SSO (Single sign-on) products provide a digital handshake which allow users to sign in to 3rd party SAML-compatible cloud services, without the need to enter a password. In addition to providing this capability, some SSO identity providers also provide a basic level of password management for websites that do not use SAML. In some cases the password management features inside SSO products are not providing a zero-knowledge solution.

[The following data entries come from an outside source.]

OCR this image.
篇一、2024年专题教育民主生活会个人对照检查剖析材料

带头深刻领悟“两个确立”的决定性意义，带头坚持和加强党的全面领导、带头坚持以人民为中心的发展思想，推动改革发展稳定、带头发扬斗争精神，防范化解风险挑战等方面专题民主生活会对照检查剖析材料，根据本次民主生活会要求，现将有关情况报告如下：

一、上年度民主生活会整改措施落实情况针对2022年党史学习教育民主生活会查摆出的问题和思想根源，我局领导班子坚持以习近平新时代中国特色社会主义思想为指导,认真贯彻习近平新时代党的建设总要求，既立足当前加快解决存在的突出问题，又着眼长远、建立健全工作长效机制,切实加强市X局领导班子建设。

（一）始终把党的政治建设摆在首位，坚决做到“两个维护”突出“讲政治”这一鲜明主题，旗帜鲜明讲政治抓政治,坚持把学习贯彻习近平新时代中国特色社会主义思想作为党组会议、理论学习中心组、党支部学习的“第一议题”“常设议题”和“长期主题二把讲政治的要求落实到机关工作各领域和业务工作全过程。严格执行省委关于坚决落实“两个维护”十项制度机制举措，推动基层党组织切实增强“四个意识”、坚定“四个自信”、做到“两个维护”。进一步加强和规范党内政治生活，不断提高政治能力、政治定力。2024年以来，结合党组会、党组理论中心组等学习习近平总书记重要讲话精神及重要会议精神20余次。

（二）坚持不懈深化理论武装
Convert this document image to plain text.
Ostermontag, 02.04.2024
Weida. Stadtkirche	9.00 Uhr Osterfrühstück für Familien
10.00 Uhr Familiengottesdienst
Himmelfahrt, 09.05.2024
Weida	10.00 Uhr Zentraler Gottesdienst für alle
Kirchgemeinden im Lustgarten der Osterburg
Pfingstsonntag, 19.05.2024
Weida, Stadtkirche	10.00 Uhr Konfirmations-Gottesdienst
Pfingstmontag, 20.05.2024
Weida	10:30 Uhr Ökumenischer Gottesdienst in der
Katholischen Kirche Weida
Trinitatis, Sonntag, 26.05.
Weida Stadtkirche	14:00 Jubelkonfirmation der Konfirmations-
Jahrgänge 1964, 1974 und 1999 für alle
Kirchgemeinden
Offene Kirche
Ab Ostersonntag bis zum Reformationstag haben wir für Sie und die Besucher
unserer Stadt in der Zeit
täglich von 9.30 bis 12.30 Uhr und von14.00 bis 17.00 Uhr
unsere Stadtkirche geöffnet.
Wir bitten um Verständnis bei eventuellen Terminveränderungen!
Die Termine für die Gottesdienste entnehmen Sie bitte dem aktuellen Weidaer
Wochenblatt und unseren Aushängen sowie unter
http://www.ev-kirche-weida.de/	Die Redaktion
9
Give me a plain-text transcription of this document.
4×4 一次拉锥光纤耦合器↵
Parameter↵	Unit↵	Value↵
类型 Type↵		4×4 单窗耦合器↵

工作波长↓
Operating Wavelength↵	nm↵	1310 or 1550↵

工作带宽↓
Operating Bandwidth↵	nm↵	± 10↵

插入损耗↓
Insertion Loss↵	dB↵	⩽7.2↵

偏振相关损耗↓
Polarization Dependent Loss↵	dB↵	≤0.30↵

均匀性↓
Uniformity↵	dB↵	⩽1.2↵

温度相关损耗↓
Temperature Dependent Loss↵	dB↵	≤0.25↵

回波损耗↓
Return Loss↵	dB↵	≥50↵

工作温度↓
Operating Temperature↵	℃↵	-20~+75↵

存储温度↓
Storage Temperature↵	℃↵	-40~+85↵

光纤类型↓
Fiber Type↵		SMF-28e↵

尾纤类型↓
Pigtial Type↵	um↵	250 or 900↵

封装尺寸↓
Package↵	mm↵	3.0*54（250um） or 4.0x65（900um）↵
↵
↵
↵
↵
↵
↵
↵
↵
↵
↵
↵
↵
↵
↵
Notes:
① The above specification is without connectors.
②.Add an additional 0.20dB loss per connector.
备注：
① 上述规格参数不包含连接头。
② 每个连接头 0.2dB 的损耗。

This is why we created Keeper SSO Connect.
Keeper SSO Connect is an encryption key management application that runs on-premise. It can be installed on a physical appliance (server) or virtual machine (VM). Keeper SSO Connect supercharges the capabilities of SSO Identity Providers with a powerful password management solution. Keeper provides full zero-knowledge encryption and storage of user-generated passwords and private information.
Keeper, as a zero-knowledge security provider, has no ability to decrypt user records, files, or data stored within the Keeper Vault.
Keeper SSO Connect is not vulnerable to the attack that recently affected OneLogin for one simple reason: the keys necessary to decrypt user records are never made available to Keeper, either through our standard Vault product or through Keeper SSO Connect.
Authorization and encryption keys are derived on the device separately from the user’s master password. Neither the master password nor the encryption key is ever transmitted or stored in Keeper’s vault or cloud storage – the encryption key and master password remains in the client’s control and possession in both Keeper’s standard products and Keeper SSO Connect.
Even if the encrypted data stored in Keeper’s vault were be obtained by a hacker or obtained by a third party, the hacker would need the user’s master password and/or encryption key to decrypt the data – and these are not stored anywhere in Keeper’s vault or databases.
Keeper SSO Connect integrates with leading SSO solutions like Azure ADFS, F5 BIG-IP APM, Okta, Ping Identity and Centrify.